Un secondo orientamento, che in realtà più che sui poteri del commissario ad acta è incentrato sui poteri dell’amministrazione successivamente al giudicato, ritiene che il provvedimento di acquisizione sanante sia adottabile anche a fronte di un giudicato che condanna esplicitamente alla restituzione del bene illegittimamente occupato9. Nella prospettiva assunta, il giudice che dispone la restituzione non modificherebbe la situazione giuridica precedente all’illegittima occupazione, limitandosi ad accertare la proprietà del bene senza determinare nessun effetto costitutivo. L’amministrazione sarebbe pertanto libera di adottare un provvedimento autoritativo che, come l’atto di acquisizione sanante, «consapevolmente viola il diritto di proprietà senza contestarne la titolarità secondo uno schema reso possibile dall’articolo 42, co.3, Cost.»10. La possibilità di adottare l’atto acquisitivo anche a fronte di un giudicato restitutorio non arrecherebbe nessun pregiudizio all’effettività della tutela giurisdizionale, dal momento che «una volta adottato il provvedimento di sanatoria, tutte le aspettative di tutela del privato, restitutorie e risarcitorie, si canalizzano nell’eventuale contenzioso avente ad oggetto il provvedimento in questione»11. Come anticipato, l’orientamento esaminato si riferisce ai diversi casi in cui è l’amministrazione, nell’esercizio di una sua autonoma scelta, ad adottare il provvedimento acquisitivo, ma le stesse conclusioni sembrano potersi adattare ai poteri del commissario, anch’essi potenzialmente destinati a misurarsi con un giudicato restitutorio.
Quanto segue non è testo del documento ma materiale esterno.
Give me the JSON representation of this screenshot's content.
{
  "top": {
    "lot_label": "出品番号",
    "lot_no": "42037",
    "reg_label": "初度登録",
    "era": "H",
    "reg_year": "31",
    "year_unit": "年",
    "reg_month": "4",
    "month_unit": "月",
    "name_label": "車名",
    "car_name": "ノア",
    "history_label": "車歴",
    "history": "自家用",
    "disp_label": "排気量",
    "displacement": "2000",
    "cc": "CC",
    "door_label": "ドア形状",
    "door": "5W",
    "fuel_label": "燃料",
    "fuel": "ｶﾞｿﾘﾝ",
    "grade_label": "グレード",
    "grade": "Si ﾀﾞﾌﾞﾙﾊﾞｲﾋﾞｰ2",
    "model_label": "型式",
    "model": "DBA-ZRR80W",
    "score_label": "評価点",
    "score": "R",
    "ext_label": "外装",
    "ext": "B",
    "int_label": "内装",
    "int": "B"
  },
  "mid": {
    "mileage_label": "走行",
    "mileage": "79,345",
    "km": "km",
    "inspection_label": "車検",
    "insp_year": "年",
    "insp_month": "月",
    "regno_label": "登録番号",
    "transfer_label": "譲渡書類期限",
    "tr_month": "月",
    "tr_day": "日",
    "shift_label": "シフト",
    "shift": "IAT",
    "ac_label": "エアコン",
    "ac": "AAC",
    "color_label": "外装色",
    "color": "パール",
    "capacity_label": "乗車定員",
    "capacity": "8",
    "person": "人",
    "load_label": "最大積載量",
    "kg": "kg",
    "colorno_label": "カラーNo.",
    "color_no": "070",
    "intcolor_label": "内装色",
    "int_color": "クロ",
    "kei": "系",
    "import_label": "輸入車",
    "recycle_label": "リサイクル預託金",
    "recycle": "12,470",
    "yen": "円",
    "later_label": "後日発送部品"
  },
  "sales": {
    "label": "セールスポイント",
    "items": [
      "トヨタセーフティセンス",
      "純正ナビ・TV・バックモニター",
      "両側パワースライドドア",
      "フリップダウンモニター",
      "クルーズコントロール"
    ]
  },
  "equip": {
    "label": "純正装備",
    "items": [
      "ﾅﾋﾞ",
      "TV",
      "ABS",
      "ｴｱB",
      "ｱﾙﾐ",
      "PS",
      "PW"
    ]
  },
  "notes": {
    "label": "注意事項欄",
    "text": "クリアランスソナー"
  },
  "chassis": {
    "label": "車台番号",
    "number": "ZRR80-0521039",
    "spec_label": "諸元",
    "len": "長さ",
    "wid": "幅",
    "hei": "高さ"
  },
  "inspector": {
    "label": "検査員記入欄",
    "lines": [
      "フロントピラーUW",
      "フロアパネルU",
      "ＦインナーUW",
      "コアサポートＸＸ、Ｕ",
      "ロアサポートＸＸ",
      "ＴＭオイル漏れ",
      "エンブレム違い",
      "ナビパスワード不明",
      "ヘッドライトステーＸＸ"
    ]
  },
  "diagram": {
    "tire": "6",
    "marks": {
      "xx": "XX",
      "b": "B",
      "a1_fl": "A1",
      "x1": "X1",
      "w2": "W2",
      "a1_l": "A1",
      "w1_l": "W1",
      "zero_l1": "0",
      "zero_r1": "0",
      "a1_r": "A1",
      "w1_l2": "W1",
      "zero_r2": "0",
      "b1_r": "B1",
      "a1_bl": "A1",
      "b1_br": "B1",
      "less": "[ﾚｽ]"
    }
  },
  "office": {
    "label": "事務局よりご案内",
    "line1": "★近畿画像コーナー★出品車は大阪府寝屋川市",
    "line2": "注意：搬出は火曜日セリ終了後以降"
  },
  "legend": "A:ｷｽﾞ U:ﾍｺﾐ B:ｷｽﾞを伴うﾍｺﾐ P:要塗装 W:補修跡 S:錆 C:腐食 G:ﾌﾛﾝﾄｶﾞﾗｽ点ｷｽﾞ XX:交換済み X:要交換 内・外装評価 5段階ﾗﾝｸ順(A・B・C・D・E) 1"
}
Un terzo orientamento esclude che, a fronte di un giudicato d’annullamento degli atti espropriativi, il giudice dell’ottemperanza possa ordinare all’amministrazione di attivarsi ai sensi dell’art. 42 bis12. Poiché la sentenza d’annullamento recherebbe in sé l’effetto restitutorio-ripristinatorio, dal quale scaturisce l’obbligo per l’amministrazione di restituire il bene, se al giudice dell’ottemperanza fosse riconosciuto il potere di ordinare l’avvio del procedimento acquisitivo, verrebbe a determinarsi la situazione paradossale per cui «lo stesso giudice che in sede di cognizione ha ritenuto che il bene dovesse essere restituito al legittimo proprietario, in sede di ottemperanza ordinerà invece all’amministrazione di impossessarsi dello stesso bene»13. Resta inteso che il provvedimento di acquisizione sanante potrebbe essere adottato dall’amministrazione nell’esercizio di una sua autonoma scelta, in quanto provvedimento autonomo e distinto rispetto agli atti della procedura espropriativa, con presupposti altrettanto autonomi e distinti14.
Investita della questione oggetto del contrasto giurisprudenziale, la Plenaria offre un’articolata soluzione che può essere così illustrata.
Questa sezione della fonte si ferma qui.